Proch will have to manage the integration of the two businesses. In the longer term, he will also have to deliver on the promised benefits of the new ITV platform, which is due to launch this year. It will allow private companies to float shares without prospectuses, which can be expensive and time-consuming. This could be attractive to smaller firms, such as payments firm Revolut and drinks outfit BrewDog, valued at more than US$1 billion, according to private company analysis company CB Insights.
The ITV is expected to be used by many companies, from private equity funds to small businesses. It will be a free service for listed companies and will be available to anyone, including investors outside the EU, who would usually be excluded from the market. The new platform will be designed to be simple and easy to use. Initially, it will be restricted to equities and expand to include bonds, property, and commodities.

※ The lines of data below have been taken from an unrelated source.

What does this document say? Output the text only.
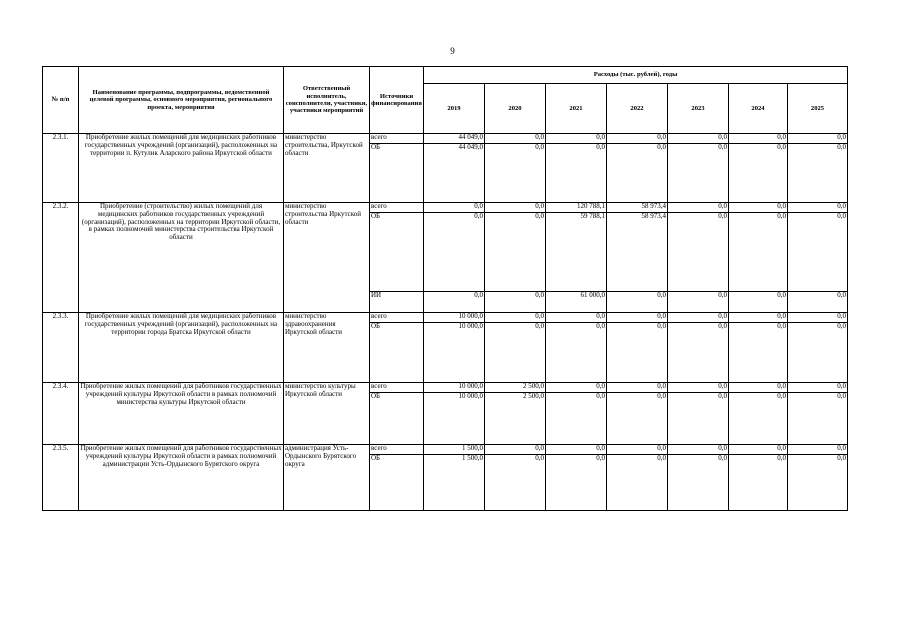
9
№ п/п	Наименование программы, подпрограммы, ведомственной целевой программы, основного мероприятия, регионального проекта, мероприятия	Ответственный исполнитель, соисполнители, участники, участники мероприятий	Источники финансирования	Расходы (тыс. рублей), годы						
				2019	2020	2021	2022	2023	2024	2025
2.3.1.	Приобретение жилых помещений для медицинских работников государственных учреждений (организаций), расположенных на территории п. Кутулик Аларского района Иркутской области	министерство строительства, Иркутской области	всего	44 049,0	0,0	0,0	0,0	0,0	0,0	0,0
			ОБ	44 049,0	0,0	0,0	0,0	0,0	0,0	0,0
2.3.2.	Приобретение (строительство) жилых помещений для медицинских работников государственных учреждений (организаций), расположенных на территории Иркутской области, в рамках полномочий министерства строительства Иркутской области	министерство строительства Иркутской области	всего	0,0	0,0	120 788,1	58 973,4	0,0	0,0	0,0
			ОБ	0,0	0,0	59 788,1	58 973,4	0,0	0,0	0,0
			ИИ	0,0	0,0	61 000,0	0,0	0,0	0,0	0,0
2.3.3.	Приобретение жилых помещений для медицинских работников государственных учреждений (организаций), расположенных на территории города Братска Иркутской области	министерство здравоохранения Иркутской области	всего	10 000,0	0,0	0,0	0,0	0,0	0,0	0,0
			ОБ	10 000,0	0,0	0,0	0,0	0,0	0,0	0,0
2.3.4.	Приобретение жилых помещений для работников государственных учреждений культуры Иркутской области в рамках полномочий министерства культуры Иркутской области	министерство культуры Иркутской области	всего	10 000,0	2 500,0	0,0	0,0	0,0	0,0	0,0
			ОБ	10 000,0	2 500,0	0,0	0,0	0,0	0,0	0,0
2.3.5.	Приобретение жилых помещений для работников государственных учреждений культуры Иркутской области в рамках полномочий администрации Усть-Ордынского Бурятского округа	администрация Усть-Ордынского Бурятского округа	всего	1 500,0	0,0	0,0	0,0	0,0	0,0	0,0
			ОБ	1 500,0	0,0	0,0	0,0	0,0	0,0	0,0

The stock rose 8% to 8.75p in morning trade. It was the second biggest riser on the FTSE 100 index and was the third-best performer among midcaps. Investors were encouraged by a statement from the company that raised its mid-term growth guidance to “mid-to-high single” digits from earlier guidance of low to mid-single digits. The company also said it would return a billion pounds to shareholders in 2024 as it looks beyond its traditional core markets. LSEG’s share price has doubled in value since its listing in 2014. It was the sixth-largest listing of the year, raising more than $1.75 billion in capital. The bookrunners included JP Morgan, Barclays, and Deutsche Bank. The shares were sold at a discount of about 5% to the stock’s last closing price. Barclays said the placing represented around 6.5% of the group’s issued share capital.